International Albinism Awareness Day 2019 – Interview
13 June 2019
13 June is commemorated annually as International Albinism Awareness Day (IAAD) with the aim of raising awareness concerning the particular challenges faced by people with albinism (PWA) across the globe. As is often the case when it comes to vulnerable and marginalised groups, their causes are championed by people who are knowledgeable on their issues and may or may not be their allies. More often than not, members of the disenfranchised are not the forefront of movements that speak particularly to their access to human rights. Unfortunately, this is also true for PWA. I had a conversation with woman with albinism to discuss, and learn, about PWA and the state of their human rights experience, to gain a nuanced understanding from someone for whom albinism is a lived experience.

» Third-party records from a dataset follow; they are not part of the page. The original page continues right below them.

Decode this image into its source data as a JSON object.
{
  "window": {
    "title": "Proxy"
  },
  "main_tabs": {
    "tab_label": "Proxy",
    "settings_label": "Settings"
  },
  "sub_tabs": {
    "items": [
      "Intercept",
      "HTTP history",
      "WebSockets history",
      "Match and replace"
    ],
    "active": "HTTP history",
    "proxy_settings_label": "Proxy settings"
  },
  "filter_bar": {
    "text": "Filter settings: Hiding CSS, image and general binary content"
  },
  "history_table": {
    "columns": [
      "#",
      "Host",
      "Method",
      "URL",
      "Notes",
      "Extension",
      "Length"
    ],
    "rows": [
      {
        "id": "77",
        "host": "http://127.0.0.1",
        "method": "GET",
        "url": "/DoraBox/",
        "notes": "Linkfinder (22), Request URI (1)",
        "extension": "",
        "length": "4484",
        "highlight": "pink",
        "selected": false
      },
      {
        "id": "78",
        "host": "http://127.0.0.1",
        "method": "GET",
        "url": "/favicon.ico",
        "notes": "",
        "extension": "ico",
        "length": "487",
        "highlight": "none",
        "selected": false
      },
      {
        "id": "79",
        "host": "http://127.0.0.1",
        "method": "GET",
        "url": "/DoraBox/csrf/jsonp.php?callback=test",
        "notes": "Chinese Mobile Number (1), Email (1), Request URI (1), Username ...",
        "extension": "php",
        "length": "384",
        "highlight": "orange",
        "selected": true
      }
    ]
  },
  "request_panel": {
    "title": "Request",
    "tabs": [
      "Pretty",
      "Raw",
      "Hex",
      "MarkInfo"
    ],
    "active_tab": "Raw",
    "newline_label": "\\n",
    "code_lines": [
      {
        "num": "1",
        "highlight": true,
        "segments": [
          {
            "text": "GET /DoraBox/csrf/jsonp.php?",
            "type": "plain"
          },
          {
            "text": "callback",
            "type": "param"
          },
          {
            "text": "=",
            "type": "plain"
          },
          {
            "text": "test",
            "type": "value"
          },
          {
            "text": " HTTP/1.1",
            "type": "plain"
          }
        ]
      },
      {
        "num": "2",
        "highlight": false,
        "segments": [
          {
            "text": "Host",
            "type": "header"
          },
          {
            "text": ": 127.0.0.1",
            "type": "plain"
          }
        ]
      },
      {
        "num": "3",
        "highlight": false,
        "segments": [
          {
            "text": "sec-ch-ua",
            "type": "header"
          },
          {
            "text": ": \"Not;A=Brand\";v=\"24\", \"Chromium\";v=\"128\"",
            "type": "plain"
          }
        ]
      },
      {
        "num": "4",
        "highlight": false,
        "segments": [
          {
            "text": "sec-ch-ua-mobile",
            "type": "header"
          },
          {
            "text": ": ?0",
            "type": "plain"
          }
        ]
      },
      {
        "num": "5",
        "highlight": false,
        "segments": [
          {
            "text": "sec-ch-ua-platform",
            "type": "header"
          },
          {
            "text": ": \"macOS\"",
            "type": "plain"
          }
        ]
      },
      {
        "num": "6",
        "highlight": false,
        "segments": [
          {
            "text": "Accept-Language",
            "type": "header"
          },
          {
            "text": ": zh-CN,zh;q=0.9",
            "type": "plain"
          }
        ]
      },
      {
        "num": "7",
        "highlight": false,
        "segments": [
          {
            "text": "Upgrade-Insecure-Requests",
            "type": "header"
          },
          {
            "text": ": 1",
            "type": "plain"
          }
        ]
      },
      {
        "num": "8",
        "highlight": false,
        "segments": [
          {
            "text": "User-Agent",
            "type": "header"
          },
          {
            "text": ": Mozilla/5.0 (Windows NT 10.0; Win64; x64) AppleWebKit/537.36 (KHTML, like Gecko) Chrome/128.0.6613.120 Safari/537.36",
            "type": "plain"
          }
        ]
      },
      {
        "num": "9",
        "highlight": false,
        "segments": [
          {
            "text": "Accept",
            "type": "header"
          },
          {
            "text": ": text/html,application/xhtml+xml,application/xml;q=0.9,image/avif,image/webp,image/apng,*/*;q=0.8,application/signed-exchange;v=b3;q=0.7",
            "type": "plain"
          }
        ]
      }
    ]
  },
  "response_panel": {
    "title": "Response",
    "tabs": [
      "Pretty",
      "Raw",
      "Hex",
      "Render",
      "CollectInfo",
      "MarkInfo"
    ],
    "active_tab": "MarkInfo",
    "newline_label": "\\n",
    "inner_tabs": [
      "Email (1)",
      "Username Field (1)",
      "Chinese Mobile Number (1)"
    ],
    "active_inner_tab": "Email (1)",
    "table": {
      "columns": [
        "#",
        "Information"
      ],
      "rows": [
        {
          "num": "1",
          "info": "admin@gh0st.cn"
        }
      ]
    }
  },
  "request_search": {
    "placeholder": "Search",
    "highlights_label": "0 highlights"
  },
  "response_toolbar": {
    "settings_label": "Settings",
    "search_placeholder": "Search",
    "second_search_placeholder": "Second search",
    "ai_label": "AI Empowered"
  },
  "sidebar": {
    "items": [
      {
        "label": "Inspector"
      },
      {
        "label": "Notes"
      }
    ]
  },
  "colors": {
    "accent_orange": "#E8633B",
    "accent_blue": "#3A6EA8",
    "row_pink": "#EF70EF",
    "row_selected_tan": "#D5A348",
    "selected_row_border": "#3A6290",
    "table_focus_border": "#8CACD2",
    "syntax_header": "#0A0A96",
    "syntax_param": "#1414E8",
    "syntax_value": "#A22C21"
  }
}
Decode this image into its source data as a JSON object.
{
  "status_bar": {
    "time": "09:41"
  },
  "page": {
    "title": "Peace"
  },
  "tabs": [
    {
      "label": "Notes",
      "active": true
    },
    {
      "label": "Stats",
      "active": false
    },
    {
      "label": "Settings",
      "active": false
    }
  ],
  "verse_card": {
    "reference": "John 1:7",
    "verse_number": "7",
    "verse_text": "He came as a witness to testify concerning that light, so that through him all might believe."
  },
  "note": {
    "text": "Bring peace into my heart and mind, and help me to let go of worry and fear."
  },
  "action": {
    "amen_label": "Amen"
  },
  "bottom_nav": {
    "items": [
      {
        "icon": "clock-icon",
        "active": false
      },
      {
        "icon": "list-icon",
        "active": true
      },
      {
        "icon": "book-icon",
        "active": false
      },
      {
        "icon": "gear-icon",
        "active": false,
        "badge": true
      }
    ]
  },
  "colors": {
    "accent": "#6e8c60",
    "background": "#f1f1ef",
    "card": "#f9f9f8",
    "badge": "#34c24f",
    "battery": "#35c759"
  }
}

Nodumo Ncomanzi is a Communications Officer for the United Nations Mandate on Albinism, outside of that, she runs her own creative consulting firm. From my limited interaction with her on social media, she is more than just her professional occupation and is a fierce advocate for herself - a woman with albinism - and other people who like her, have had to endure the discrimination, stigma and exclusion that attaches to the colour of her skin.
When asked what she wants people to know/understand about PWA, Ncomanzi’s response is simple, “PWA are everyday people. We don’t just exist under people’s gaze of amazement, amusement, suspicion, superstition.” PWA exist outside of all prejudice, outside of beauty pageants which, whilst laced with good intentions, have little impact in effecting actual social change, or even IAAD. Allocating one day a year is good, but in the grander scheme of things, a blip on the radar. She believes that normalising PWA is the missing key, particularly on the African Continent. South Africa is no stranger to violence against PWA, where they are hunted and killed or dismembered for good luck, or sexually abused to heal HIV/AIDS. The list goes on. This violence is a direct result of cultural interpretation of the genetic and hereditary condition.
PWA are erroneously identified as “people living with albinism”. Ncomanzi says this misnomer should be replaced with “people with albinism” because the term “living with” is typically associated a health problem and usually one that one accrued/developed after birth. “Something that they have to live with as opposed to something that they are.” For example, PWA can develop health issues such as skin cancer as a result of their albinism and in that case, “live with” skin cancer as a result the environment they are in being aggressive to them.